Originally the first dance was reserved for “the moment when the father led his daughter, the bride, onto the floor,” as wedding historian Susan Waggoner puts it in oddly romantic terms. Originally, the father/daughter dance came before the first dance as an extension of the “giving away” as well as the dowry—the father would demand a final dance before giving their daughters to their new man (often a stranger). Then the bride and groom would have their first dance. Today, however, the newly married couple typically shares the first dance, followed by father-daughter and mother-son dances.
I’ve seen couples begin with the father-daughter and mother-son pairings, but then break off halfway through the song to pick a new partner, making the dancing more inclusive. Jessica of Texas says that after the traditional dances, “We had a song where I danced with my father-in-law, he danced with my mom, and then we switched and danced with our own parents.” Kinzie of Missouri chose to approach these family dances in a unique fashion, as well. “We did one song that was both mother-son and father-daughter, and then the next song was mother-daughter.” This second song turned into a “snowball” dance: “My mom and I danced together for a while, and then our DJ shouted ‘snowball’ every so often. The couples dancing split apart and each picked a new person to dance with from the crowd. By the end of the song, we had the entire group of wedding guests dancing!”
Personally, I’d love to see more mother-daughter dances like Kinzie’s. Julie of Ohio says, “I’m not a big fan of the bouquet and garter toss hoopla, so when it came time for me to throw my flowers, I instead gave them to my mom and invited her to dance. It just felt like a better way to honor both of us.” Amanda Summerlin, a photographer in Georgia says, “One of my clients, who was named Stacy, did an epic dance with her mom to the song 'Stacy's Mom' a couple years ago, and it is one of my all time favorite wedding moments.” Amanda says mother-daughter dances are not unusual: “Over the years, I've had quite a few female clients dance with their moms, often because their fathers had passed. It's always a beautiful moment.”
Over the years, I've had quite a few female clients dance with their moms, often because their fathers had passed. It's always a beautiful moment.
Beth of Colorado lost her father two months prior to her wedding, so she elected to skip family dances altogether. She shares the story of how she and her dad created their own father-daughter dance moment prior to the wedding in the dressing room where she tried on her wedding gown for the first time: “He had limited mobility and my dress was still two feet too long, but my mom played Pachelbel’s Canon on her phone, and that was our 'dance.' ”
Wedding traditions are not one-size-fits all and should not be treated as such. Sometimes, it’s necessary to educate your wedding professionals if you are adjusting the usual wedding traditions to better fit your actual life and family relationships. Christina shares, “My friend grew up with her mom, not her dad, so she did the father-daughter dance, but then also a mother-daughter dance. Unfortunately, because of the stereotype of the father-daughter tradition, the photographer only captured pictures from the father-daughter dance (which my friend didn't really care about), so she doesn't have any photos that capture the dance with her mom, which was one of the most special moments of the day for her.”
Like so many wedding traditions, I think we need greater flexibility in our collective imagination.

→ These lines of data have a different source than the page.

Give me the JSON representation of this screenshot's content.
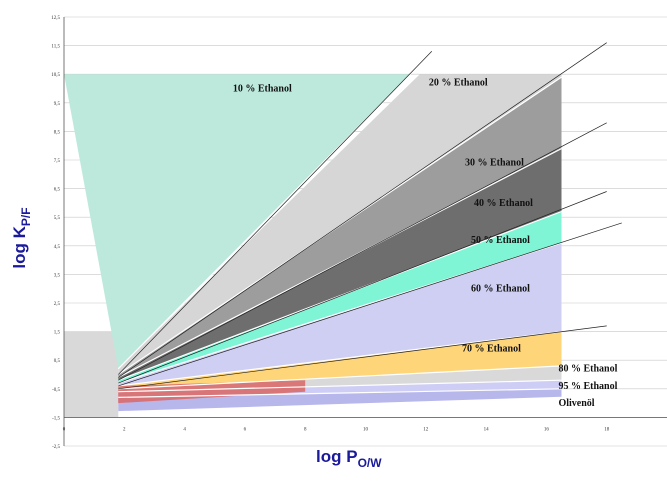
{
  "chart_data": {
    "type": "area",
    "xlabel": "log P",
    "xlabel_sub": "O/W",
    "ylabel": "log K",
    "ylabel_sub": "P/F",
    "xlim": [
      0,
      20
    ],
    "ylim": [
      -2.5,
      12.5
    ],
    "x_ticks": [
      "0",
      "2",
      "4",
      "6",
      "8",
      "10",
      "12",
      "14",
      "16",
      "18"
    ],
    "y_ticks": [
      "12,5",
      "11,5",
      "10,5",
      "9,5",
      "8,5",
      "7,5",
      "6,5",
      "5,5",
      "4,5",
      "3,5",
      "2,5",
      "1,5",
      "0,5",
      "-0,5",
      "-1,5",
      "-2,5"
    ],
    "grid": true,
    "series": [
      {
        "name": "10 % Ethanol",
        "color": "#bde9dc",
        "lower": [
          [
            1.8,
            0.2
          ],
          [
            11.5,
            10.5
          ]
        ],
        "upper": [
          [
            0,
            10.5
          ],
          [
            11.5,
            10.5
          ]
        ]
      },
      {
        "name": "20 % Ethanol",
        "color": "#d6d6d6",
        "lower": [
          [
            1.8,
            0.0
          ],
          [
            16.5,
            10.4
          ]
        ],
        "upper": [
          [
            1.8,
            0.2
          ],
          [
            11.8,
            10.5
          ],
          [
            16.5,
            10.5
          ]
        ]
      },
      {
        "name": "30 % Ethanol",
        "color": "#9d9d9d",
        "lower": [
          [
            1.8,
            -0.1
          ],
          [
            16.5,
            7.9
          ]
        ],
        "upper": [
          [
            1.8,
            0.0
          ],
          [
            16.5,
            10.4
          ]
        ]
      },
      {
        "name": "40 % Ethanol",
        "color": "#6e6e6e",
        "lower": [
          [
            1.8,
            -0.2
          ],
          [
            16.5,
            5.7
          ]
        ],
        "upper": [
          [
            1.8,
            -0.1
          ],
          [
            16.5,
            7.9
          ]
        ]
      },
      {
        "name": "50 % Ethanol",
        "color": "#7ff5d6",
        "lower": [
          [
            1.8,
            -0.3
          ],
          [
            16.5,
            4.6
          ]
        ],
        "upper": [
          [
            1.8,
            -0.2
          ],
          [
            16.5,
            5.7
          ]
        ]
      },
      {
        "name": "60 % Ethanol",
        "color": "#cfcff3",
        "lower": [
          [
            1.8,
            -0.4
          ],
          [
            16.5,
            1.5
          ]
        ],
        "upper": [
          [
            1.8,
            -0.3
          ],
          [
            16.5,
            4.6
          ]
        ]
      },
      {
        "name": "70 % Ethanol",
        "color": "#ffd57a",
        "lower": [
          [
            1.8,
            -0.5
          ],
          [
            16.5,
            0.3
          ]
        ],
        "upper": [
          [
            1.8,
            -0.4
          ],
          [
            16.5,
            1.5
          ]
        ]
      },
      {
        "name": "80 % Ethanol",
        "color": "#d9d9d9",
        "lower": [
          [
            1.8,
            -0.6
          ],
          [
            16.5,
            -0.2
          ]
        ],
        "upper": [
          [
            1.8,
            -0.5
          ],
          [
            16.5,
            0.3
          ]
        ]
      },
      {
        "name": "95 % Ethanol",
        "color": "#cdcdf5",
        "lower": [
          [
            1.8,
            -0.8
          ],
          [
            16.5,
            -0.5
          ]
        ],
        "upper": [
          [
            1.8,
            -0.6
          ],
          [
            16.5,
            -0.2
          ]
        ]
      },
      {
        "name": "Olivenöl",
        "color": "#b7b7ec",
        "lower": [
          [
            1.8,
            -1.3
          ],
          [
            16.5,
            -0.8
          ]
        ],
        "upper": [
          [
            1.8,
            -0.8
          ],
          [
            16.5,
            -0.5
          ]
        ]
      }
    ],
    "extra_regions": [
      {
        "color": "#d9d9d9",
        "polygon": [
          [
            0,
            1.5
          ],
          [
            1.8,
            1.5
          ],
          [
            1.8,
            -1.5
          ],
          [
            0,
            -1.5
          ]
        ]
      },
      {
        "color": "#d96b6b",
        "polygon": [
          [
            1.8,
            -0.4
          ],
          [
            8,
            -0.2
          ],
          [
            8,
            -0.6
          ],
          [
            1.8,
            -1.0
          ]
        ]
      }
    ],
    "extension_lines": [
      [
        [
          1.8,
          0.0
        ],
        [
          12.2,
          11.3
        ]
      ],
      [
        [
          1.8,
          -0.1
        ],
        [
          18.0,
          11.6
        ]
      ],
      [
        [
          1.8,
          -0.2
        ],
        [
          18.0,
          8.8
        ]
      ],
      [
        [
          1.8,
          -0.3
        ],
        [
          18.0,
          6.4
        ]
      ],
      [
        [
          1.8,
          -0.4
        ],
        [
          18.5,
          5.3
        ]
      ],
      [
        [
          1.8,
          -0.5
        ],
        [
          18.0,
          1.7
        ]
      ]
    ],
    "annotations": [
      {
        "text": "10 % Ethanol",
        "x": 5.6,
        "y": 9.9
      },
      {
        "text": "20 % Ethanol",
        "x": 12.1,
        "y": 10.1
      },
      {
        "text": "30 % Ethanol",
        "x": 13.3,
        "y": 7.3
      },
      {
        "text": "40 % Ethanol",
        "x": 13.6,
        "y": 5.9
      },
      {
        "text": "50 % Ethanol",
        "x": 13.5,
        "y": 4.6
      },
      {
        "text": "60 % Ethanol",
        "x": 13.5,
        "y": 2.9
      },
      {
        "text": "70 % Ethanol",
        "x": 13.2,
        "y": 0.8
      },
      {
        "text": "80 % Ethanol",
        "x": 16.4,
        "y": 0.1
      },
      {
        "text": "95 % Ethanol",
        "x": 16.4,
        "y": -0.5
      },
      {
        "text": "Olivenöl",
        "x": 16.4,
        "y": -1.1
      }
    ]
  }
}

Casey of Virginia shares, “When my wife and I married, I danced with my father, but hers refused to dance with her.” Now Casey is a wedding planner for LGBTQ+ couples, and she says, “I see this happen really frequently, and it causes others just as much pain as it caused my family.” I asked her if it is time to retire the father-daughter dance tradition, to which she responded, “No, because I see how meaningful the sense of continuity and family is for so many couples.” But she does think that “wedding traditions need to catch up to our society, and fast.” She acknowledges that families come in all shapes and sizes, and our closest family relationships may not be with an opposite-sex parent. “Like so many wedding traditions, I think we need greater flexibility in our collective imagination,” she says. “The ‘right’ wedding is totally subjective, and so are all the pieces that contribute to the day.”